A client who has coronary artery disease tells the nurse he is afraid of dying from a heart attach. Which of the following is an appropriate nursing response? ​A. "Perhaps you should discuss this with your physician." ​B. "Of course you aren't going to die, at least not in the immediate future." ​C. "What makes you think you will die?" ​D. "Tell me more about these fears of dying from a heart attack."

D. ​With this response, the nurse uses the therapeutic communication technique of exploring to encourage further communication.

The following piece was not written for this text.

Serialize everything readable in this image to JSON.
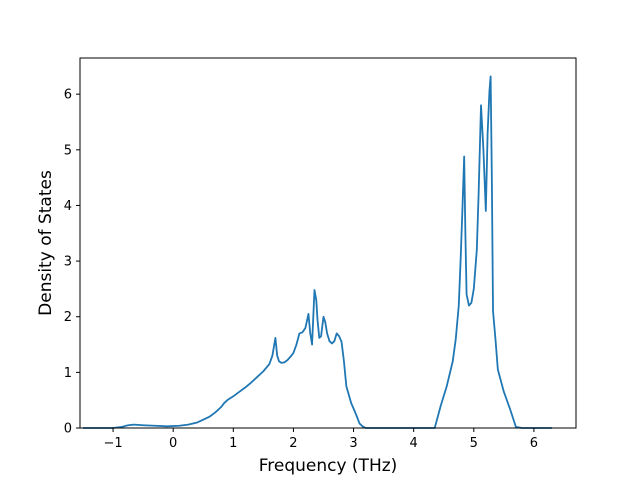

A nurse is reinforcing teaching with a client regarding reduction of risk factors for CAD. which of the following statements by the client indicate understanding of the teaching? (select all that apply) ​A. "I must stop smoking." ​B. "I should limit my exercise." ​C. "I will stop consuming alcohol." ​D. "I need to monitor my weight." ​E. "I am limiting my intake of fast foods."

​A. D. E "I must stop smoking" is correct. Nicotine in tobacco causes peripheral vasoconstriction, which increases blood pressure, cardiac afterload, and oxygen consumption. Alterations in blood vessels contribute to atherosclerosis and the formation of clots. Smoking cessation can decrease the risk of coronary artery disease by as much as 80%. Clients also should avoid secondhand smoke. "I should limit my exercise" is incorrect. A sedentary lifestyle or lack of exercise can lead to obesity, which is a significant contributing factor to the development of hypertension and heart disease. Less active individuals have a 30-50% increased incidence of developing hypertension. Regular physical activity helps to maintain body weight, decrease the risk of hypertension, and optimize lipid levels. Physical activity and dietary modification have been positively associated with decreasing lipid and cholesterol levels. "I will stop consuming alcohol" is incorrect. The client does not have to stop consuming alcohol. Consuming less than 3 oz per day can assist in decreasing the risk of coronary artery disease. However, consuming more than 3 oz per day has been associated with an increased risk of cardiac disease. "I need to monitor my weight" is correct. Obesity or an increase in weight is a significant factor in developing coronary artery disease. Weight management is vital to decreasing the risk of coronary artery disease. "I am limiting my intake of fast foods" is correct. Fast foods typically are prepared with high sodium and high fat, which increase the risk of atherosclerosis and coronary artery disease. An elevated cholesterol and serum lipid level predisposes a client to coronary artery disease. To promote cardiovascular health, clients should select healthier food options, such as fruits and vegetables, or foods prepared by baking or broiling.